Lilibet Diana est la première petite-fille de la reine d’Angleterre née hors du territoire britannique, et sera élevée loin du protocole qu’a pu connaître le prince Harry, son père.

Elle sera peut-être une princesse, mais elle sera en tous une femme forte. Lilibet Diana, la fille de Meghan Markle et le prince Harry, née le vendredi 4 juin, ne recevra pas l’éducation royale qui l’aurait attendue si ses parents n’avaient pas quitté leurs fonctions officielles. Meghan Markle et Harry, libérés du poids de la Firme, auront donc le loisir de transmettre à Lilibet et à Archie, les valeurs qui les animent. La duchesse de Sussex n’a jamais caché se battre pour le droit des femmes, et être féministe, et elle ne manquera pas d’appliquer ses principes à l’éducation de sa fille. Lutter pour l’égalité des genres, c’est un des combats qu’elle a mis en avant dans son discours enregistré pour le concert caritatif Vax-Live, diffusé le 8 mai.

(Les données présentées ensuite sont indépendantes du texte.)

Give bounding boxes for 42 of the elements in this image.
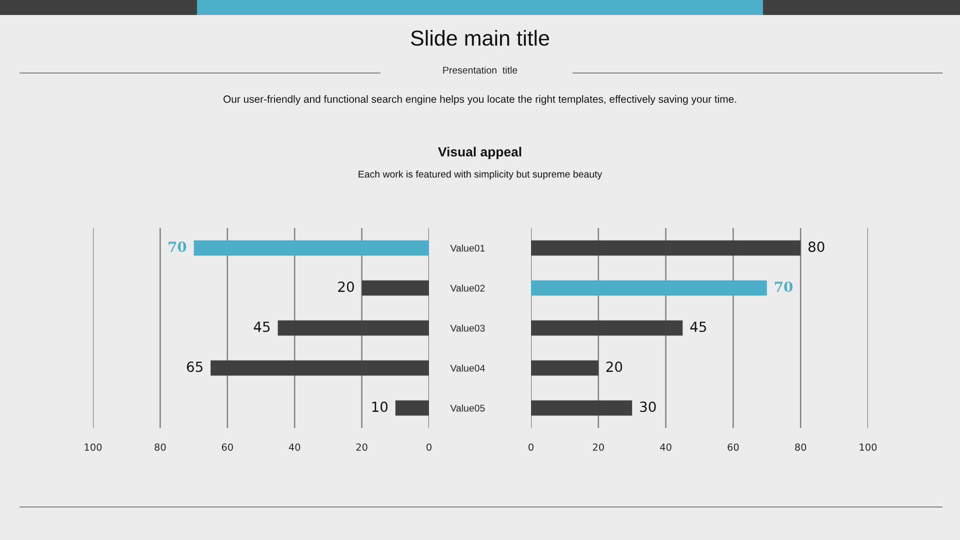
x-tick-label: 0 bbox=[426, 443, 432, 451]
bar bbox=[531, 320, 683, 336]
x-tick-label: 0 bbox=[528, 443, 534, 451]
x-tick-label: 20 bbox=[356, 443, 368, 451]
text: Slide main title bbox=[410, 30, 550, 46]
bar bbox=[531, 400, 632, 416]
y-tick-label: Value02 bbox=[450, 284, 485, 292]
x-tick-label: 100 bbox=[84, 443, 102, 451]
y-tick-label: Value03 bbox=[450, 324, 485, 332]
text: Our user-friendly and functional search engine helps you locate the right templates, effectively saving your time. bbox=[224, 95, 736, 105]
data-label: 70 bbox=[774, 282, 793, 292]
y-tick-label: Value05 bbox=[450, 404, 485, 412]
y-tick-label: Value01 bbox=[450, 244, 485, 252]
bar bbox=[531, 240, 801, 256]
data-label: 65 bbox=[186, 362, 202, 372]
x-tick-label: 40 bbox=[288, 443, 300, 451]
text: Visual appeal bbox=[438, 146, 522, 160]
data-label: 20 bbox=[338, 282, 354, 292]
x-tick-label: 20 bbox=[592, 443, 604, 451]
data-label: 10 bbox=[372, 402, 388, 412]
data-label: 20 bbox=[606, 362, 622, 372]
bar bbox=[395, 400, 429, 416]
data-label: 30 bbox=[640, 402, 656, 412]
y-tick-label: Value04 bbox=[450, 364, 485, 372]
data-label: 80 bbox=[808, 242, 824, 252]
bar bbox=[362, 280, 429, 296]
data-label: 45 bbox=[690, 322, 706, 332]
x-tick-label: 60 bbox=[728, 443, 739, 451]
data-label: 70 bbox=[168, 242, 186, 252]
bar bbox=[194, 240, 429, 256]
bar bbox=[531, 280, 767, 296]
bar bbox=[531, 360, 598, 376]
x-tick-label: 40 bbox=[660, 443, 672, 451]
x-tick-label: 80 bbox=[154, 443, 166, 451]
data-label: 45 bbox=[254, 322, 270, 332]
bar bbox=[210, 360, 429, 376]
text: Each work is featured with simplicity but supreme beauty bbox=[358, 170, 602, 180]
bar bbox=[278, 320, 429, 336]
x-tick-label: 100 bbox=[860, 443, 877, 451]
text: Presentation title bbox=[443, 66, 518, 74]
x-tick-label: 80 bbox=[795, 443, 806, 451]
x-tick-label: 60 bbox=[222, 443, 233, 451]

Mon mari et moi sommes ravis d’accueillir bientôt une fille. C’est une grande joie que nous partageons avec des millions d’autres familles autour du monde. Quand nous pensons à elle, nous pensons à toutes ces autres familles autour du monde à qui on doit donner la capacité de nous mener vers l’avenir. Leur future capacité à diriger dépend des décisions que nous prenons et des actions que nous mettons en place dès maintenant pour leur permettre d’organiser, pour elles et pour nous tous, un lendemain prospère, équitable et plein d’empathie.” Lilibet pourra donc entreprendre à loisir, comme le suggère la suite du discours de Meghan au Vax-Live, qui mettait l’accent sur le développement économique des femmes : “Les femmes, et particulièrement les femmes de couleur, ont vu une génération entière d’avancées économiques disparaître“, insiste la duchesse de Sussex.

Déjà en 2015, à la tribune de l’ONU, Meghan Markle se proclamait “Féministe et fière de l’être“, et ce, depuis l’âge de 11 ans. Un engagement qui dure encore, et dont Meghan distille les signes plus ou moins subtilement au fil de ses rares apparitions. Ainsi, on pouvait voir à son cou pendant son message adressé au Vax-live un pendentif de la marque Awe Inspired, qui représente un poing levé, niché dans le signe de la femme. Les Sussex se sont aussi illustrés par leur engagement contre le racisme, qui a touché de plein fouet Meghan, et plus récemment, leur fils Archie.

La fille d’Orlando Bloom et Katy Perry comme camarade pour Lilibet

Les enfants des Sussex ne grandiront pas avec Louis, Charlotte, George, les neveux de Harry, ou avec August, le fils d’Eugenie d’York, mais leurs voisins seront aussi des enfants célèbres, comme le rapporte le Daily Mail. Parmi leurs possibles camarades de jeux : Daisy Dove Bloom, la fille d’Orlando Bloom et Kary Perry, qui vivent “au bout de la rue” du prince Harry et Meghan à Montecito. Ou encore les enfants de Misha Nonoo, une créatrice de mode très proche de Meghan, avec qui elle a collaboré pour lancer une ligne de vêtements en faveur d’une organisation caritative pour le droit des femmes. La créatrice a même confié à People se tourner vers Meghan pour des conseils sur la maternité : “Comme dans toutes les amitiés, on partage pleins de trucs et astuces…“. Il se murmure même que la créatrice chercherait à s’installer à Montecito…

Meghan Markle et Harry veulent donner à leurs enfants des modèles forts, et de modèles de femmes fortes, comme la liste des possibles marraines de Lilibet peut le laisser deviner. Entre Oprah Winfrey, Serena Williams et Beyoncé, Lilibet aura l’embarras du choix, dans un mélange de girl power et de glamour hollywoodien.